Mick Mars has battled with a form of arthritis called 'ankylosing spondylitis' for decades. Ankylosing spondylitis is no joke, folks. As a retired registered nurse, I know this, but I first learned of the disease as a child when my mother would tell stories about her father who had the condition. My maternal grandfather spent the last several years of his life in a hospital bed in the living room of my mother's childhood home because he was immobile.
My grandfather died before I was born, so I never met him, but I've seen photos. Pictures from my mother's wedding to my father, just a couple of years before my grandfather passed away, reveal that my grandfather was stooped at an almost ninety-degree angle. The arthritis had seized his spinal column so fiercely that his torso was almost parallel to the ground.
So how in the bloody hell has Mick Mars, who has had this form of arthritis since the age of 17, been able to have a career where he performed for decades in front of thousands of people a night after sitting on a bus or plane for several hours? Not knowing Mick Mars, I can't answer this question, but I do know that he is one tough mother****er to have endured (and is still enduring) that level of pain and stress on his body for as long as he has.
But here's the real challenge with chronic illnesses like ankylosing spondylitis: anxiety and depression. Depending on the disease, anxiety and depression can affect as many as fifty percent of patients with chronic illness. That's a lot, to say the least.
I have two chronic illnesses that are in remission: multiple sclerosis (MS) and cancer. When I was diagnosed with MS in my mid-thirties, I was definitely anxious and depressed. Hell, my (only) marriage fell apart due to it. I was put on medication for awhile (and attended therapy), but with the cancer, which occurred just a few years ago, I didn't get depressed, but I was scared sh**less, which definitely ticked the box in the anxiety column.

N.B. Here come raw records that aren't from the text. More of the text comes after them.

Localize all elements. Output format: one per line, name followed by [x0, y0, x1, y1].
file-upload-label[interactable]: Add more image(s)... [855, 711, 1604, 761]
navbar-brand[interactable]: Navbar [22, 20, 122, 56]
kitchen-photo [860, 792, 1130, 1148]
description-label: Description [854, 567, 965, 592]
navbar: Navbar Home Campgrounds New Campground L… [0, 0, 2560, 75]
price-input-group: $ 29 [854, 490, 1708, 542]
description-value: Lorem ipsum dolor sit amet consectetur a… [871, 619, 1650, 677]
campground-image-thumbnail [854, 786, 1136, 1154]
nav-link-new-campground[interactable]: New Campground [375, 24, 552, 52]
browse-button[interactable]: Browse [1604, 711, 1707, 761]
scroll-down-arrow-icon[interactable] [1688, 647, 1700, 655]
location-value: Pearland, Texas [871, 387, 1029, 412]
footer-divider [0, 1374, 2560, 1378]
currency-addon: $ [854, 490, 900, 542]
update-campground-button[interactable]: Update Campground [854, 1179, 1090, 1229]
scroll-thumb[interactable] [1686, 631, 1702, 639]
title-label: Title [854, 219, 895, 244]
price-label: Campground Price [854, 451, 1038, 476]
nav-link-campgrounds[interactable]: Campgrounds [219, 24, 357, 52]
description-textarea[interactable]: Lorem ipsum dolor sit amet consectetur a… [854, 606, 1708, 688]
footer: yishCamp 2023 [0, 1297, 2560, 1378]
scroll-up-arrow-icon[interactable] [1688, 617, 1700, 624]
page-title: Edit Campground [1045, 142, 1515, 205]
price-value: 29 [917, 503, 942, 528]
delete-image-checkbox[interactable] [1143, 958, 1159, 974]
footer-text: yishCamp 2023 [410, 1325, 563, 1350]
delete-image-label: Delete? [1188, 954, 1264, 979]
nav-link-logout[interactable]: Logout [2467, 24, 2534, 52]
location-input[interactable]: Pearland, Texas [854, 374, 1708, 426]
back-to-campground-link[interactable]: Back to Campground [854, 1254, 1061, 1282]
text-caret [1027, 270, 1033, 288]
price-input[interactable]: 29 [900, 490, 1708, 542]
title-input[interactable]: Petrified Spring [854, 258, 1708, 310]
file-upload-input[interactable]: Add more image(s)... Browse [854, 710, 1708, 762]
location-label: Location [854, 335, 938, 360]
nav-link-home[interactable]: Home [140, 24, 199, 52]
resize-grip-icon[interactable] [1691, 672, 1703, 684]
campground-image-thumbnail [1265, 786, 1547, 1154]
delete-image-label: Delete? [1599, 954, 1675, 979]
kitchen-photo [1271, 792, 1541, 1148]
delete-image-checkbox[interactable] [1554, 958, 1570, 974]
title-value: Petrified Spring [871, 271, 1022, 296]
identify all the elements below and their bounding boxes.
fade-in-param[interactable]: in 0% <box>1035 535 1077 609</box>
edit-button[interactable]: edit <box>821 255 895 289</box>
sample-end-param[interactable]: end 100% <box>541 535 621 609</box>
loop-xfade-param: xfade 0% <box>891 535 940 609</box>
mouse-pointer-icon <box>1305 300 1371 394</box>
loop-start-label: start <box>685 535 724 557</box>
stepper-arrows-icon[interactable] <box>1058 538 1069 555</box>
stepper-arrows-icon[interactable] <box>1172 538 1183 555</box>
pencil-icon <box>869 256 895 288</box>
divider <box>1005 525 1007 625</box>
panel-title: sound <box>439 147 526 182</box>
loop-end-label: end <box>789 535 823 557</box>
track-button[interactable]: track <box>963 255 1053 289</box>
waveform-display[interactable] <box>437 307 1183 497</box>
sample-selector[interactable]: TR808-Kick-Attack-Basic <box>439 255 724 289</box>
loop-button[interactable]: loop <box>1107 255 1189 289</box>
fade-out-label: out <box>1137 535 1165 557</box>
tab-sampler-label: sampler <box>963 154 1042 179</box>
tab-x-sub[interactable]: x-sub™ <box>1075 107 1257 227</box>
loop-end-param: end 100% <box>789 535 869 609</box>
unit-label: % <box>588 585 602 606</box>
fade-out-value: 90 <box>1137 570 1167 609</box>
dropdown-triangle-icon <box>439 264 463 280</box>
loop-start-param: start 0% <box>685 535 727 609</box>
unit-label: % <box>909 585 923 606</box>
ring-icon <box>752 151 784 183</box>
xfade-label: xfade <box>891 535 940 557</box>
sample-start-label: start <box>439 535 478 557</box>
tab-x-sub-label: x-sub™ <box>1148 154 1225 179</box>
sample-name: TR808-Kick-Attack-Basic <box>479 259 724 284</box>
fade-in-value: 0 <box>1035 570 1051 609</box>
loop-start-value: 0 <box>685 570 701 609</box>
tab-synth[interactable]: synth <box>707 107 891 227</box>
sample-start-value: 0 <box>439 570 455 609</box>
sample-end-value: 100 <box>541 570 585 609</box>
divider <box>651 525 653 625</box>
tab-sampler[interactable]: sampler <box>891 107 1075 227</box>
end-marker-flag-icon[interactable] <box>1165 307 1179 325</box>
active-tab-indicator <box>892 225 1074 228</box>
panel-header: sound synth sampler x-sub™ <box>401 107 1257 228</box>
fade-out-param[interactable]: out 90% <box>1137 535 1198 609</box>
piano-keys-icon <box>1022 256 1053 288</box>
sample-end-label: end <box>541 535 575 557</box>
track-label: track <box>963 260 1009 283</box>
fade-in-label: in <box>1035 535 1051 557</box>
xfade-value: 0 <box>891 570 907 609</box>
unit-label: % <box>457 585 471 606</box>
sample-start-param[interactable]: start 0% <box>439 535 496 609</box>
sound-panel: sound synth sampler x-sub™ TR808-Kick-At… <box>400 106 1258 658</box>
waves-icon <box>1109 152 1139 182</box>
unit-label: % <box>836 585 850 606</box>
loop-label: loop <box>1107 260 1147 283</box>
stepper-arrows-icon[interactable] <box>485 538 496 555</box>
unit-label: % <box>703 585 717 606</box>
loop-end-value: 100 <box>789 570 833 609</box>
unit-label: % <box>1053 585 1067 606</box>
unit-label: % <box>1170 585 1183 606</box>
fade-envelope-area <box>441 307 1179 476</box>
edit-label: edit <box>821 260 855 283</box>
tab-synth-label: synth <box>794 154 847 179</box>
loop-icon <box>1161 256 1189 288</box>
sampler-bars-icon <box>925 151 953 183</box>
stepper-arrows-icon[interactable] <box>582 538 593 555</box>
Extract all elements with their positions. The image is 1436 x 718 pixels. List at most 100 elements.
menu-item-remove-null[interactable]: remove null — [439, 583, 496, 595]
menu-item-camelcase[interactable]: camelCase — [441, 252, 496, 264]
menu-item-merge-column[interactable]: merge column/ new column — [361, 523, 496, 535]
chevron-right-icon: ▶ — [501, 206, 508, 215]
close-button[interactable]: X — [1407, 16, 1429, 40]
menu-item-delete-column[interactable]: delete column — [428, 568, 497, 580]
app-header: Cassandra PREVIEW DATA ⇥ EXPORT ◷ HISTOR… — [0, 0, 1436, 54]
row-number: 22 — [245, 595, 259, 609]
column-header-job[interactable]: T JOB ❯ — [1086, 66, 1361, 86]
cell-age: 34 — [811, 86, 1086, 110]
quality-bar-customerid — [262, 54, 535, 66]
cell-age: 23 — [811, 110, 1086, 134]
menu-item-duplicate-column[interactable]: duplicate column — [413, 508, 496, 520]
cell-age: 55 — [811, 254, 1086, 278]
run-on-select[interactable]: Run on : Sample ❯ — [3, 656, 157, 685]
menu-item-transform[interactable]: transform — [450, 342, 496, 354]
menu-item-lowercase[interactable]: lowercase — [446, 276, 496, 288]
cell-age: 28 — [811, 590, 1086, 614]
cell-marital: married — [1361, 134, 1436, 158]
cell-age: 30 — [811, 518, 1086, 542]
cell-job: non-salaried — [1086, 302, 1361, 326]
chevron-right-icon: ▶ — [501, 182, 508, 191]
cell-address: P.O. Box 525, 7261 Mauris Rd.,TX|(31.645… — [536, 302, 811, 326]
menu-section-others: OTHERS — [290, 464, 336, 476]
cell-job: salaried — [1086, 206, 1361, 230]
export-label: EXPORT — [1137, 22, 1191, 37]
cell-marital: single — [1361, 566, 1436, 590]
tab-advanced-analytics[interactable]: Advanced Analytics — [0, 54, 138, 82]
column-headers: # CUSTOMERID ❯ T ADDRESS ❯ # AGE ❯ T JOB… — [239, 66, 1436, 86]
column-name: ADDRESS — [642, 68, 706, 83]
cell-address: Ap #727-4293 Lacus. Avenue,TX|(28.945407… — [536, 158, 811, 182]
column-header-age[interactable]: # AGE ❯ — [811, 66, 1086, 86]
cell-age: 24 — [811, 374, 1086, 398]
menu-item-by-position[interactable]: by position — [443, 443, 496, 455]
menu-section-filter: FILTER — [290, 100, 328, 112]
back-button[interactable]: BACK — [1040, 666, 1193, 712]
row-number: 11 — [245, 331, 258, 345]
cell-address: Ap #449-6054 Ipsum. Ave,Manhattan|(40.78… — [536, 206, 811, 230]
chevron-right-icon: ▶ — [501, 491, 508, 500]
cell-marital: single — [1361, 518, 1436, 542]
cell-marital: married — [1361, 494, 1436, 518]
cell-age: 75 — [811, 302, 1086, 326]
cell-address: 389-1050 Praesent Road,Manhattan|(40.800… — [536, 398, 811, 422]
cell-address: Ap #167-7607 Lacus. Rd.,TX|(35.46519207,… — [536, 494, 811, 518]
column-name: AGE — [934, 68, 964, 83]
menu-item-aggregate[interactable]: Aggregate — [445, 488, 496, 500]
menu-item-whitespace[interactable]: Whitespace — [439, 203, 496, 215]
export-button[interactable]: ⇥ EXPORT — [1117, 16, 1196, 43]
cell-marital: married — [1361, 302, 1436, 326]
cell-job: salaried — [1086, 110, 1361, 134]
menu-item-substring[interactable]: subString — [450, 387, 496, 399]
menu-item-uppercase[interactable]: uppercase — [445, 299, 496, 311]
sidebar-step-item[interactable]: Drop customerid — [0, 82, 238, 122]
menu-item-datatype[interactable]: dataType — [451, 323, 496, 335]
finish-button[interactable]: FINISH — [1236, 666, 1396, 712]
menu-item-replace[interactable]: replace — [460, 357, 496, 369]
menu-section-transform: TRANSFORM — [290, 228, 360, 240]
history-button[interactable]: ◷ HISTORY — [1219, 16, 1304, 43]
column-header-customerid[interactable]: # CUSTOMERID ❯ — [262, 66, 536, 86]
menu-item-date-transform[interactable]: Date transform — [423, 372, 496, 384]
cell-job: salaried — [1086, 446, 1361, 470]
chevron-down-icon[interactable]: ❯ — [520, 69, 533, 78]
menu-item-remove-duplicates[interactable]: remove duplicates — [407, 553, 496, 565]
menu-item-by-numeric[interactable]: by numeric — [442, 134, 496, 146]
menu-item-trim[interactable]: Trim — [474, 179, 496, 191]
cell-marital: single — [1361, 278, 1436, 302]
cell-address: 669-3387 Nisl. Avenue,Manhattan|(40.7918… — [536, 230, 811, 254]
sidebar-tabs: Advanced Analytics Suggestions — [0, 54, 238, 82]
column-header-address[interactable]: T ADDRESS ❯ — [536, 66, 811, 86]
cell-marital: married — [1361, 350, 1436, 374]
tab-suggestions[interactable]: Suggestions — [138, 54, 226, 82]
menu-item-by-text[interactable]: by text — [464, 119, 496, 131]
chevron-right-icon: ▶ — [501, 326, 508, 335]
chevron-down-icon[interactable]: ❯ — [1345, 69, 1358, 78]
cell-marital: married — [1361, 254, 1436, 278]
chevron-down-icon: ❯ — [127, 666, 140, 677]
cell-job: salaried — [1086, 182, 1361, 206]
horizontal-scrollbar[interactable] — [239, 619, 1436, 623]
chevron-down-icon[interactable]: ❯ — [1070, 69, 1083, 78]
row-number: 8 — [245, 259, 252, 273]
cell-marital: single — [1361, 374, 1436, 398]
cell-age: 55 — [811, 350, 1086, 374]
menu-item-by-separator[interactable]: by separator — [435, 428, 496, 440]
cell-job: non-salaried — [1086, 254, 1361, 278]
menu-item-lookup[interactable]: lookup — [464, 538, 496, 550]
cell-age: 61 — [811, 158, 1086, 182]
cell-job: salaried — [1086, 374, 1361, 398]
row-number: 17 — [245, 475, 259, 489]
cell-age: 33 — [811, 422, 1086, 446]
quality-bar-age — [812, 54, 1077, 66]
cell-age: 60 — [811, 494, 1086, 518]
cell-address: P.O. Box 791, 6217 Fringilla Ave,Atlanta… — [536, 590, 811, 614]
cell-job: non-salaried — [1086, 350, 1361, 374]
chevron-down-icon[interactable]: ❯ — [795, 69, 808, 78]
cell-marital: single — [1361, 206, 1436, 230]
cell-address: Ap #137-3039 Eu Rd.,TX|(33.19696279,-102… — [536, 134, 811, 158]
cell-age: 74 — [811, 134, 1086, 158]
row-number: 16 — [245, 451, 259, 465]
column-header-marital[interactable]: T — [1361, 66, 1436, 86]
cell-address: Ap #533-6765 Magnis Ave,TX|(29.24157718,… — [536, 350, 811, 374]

My point to this is that I understand chronic illness from a personal perspective, and thus can totally relate to the challenges Mick Mars has faced. The strife that this man has endured to become one of the world's greatest rock guitarists is astounding to me. Truly astounding.
And here's the real kicker (or kickstarter, I should say...Crue-heads will get the partial reference): Mick Mars is 72 years old and is still rockin’ today with a body that betrayed him decades ago. But this hasn’t stopped him from being one of the greatest musicians of all time!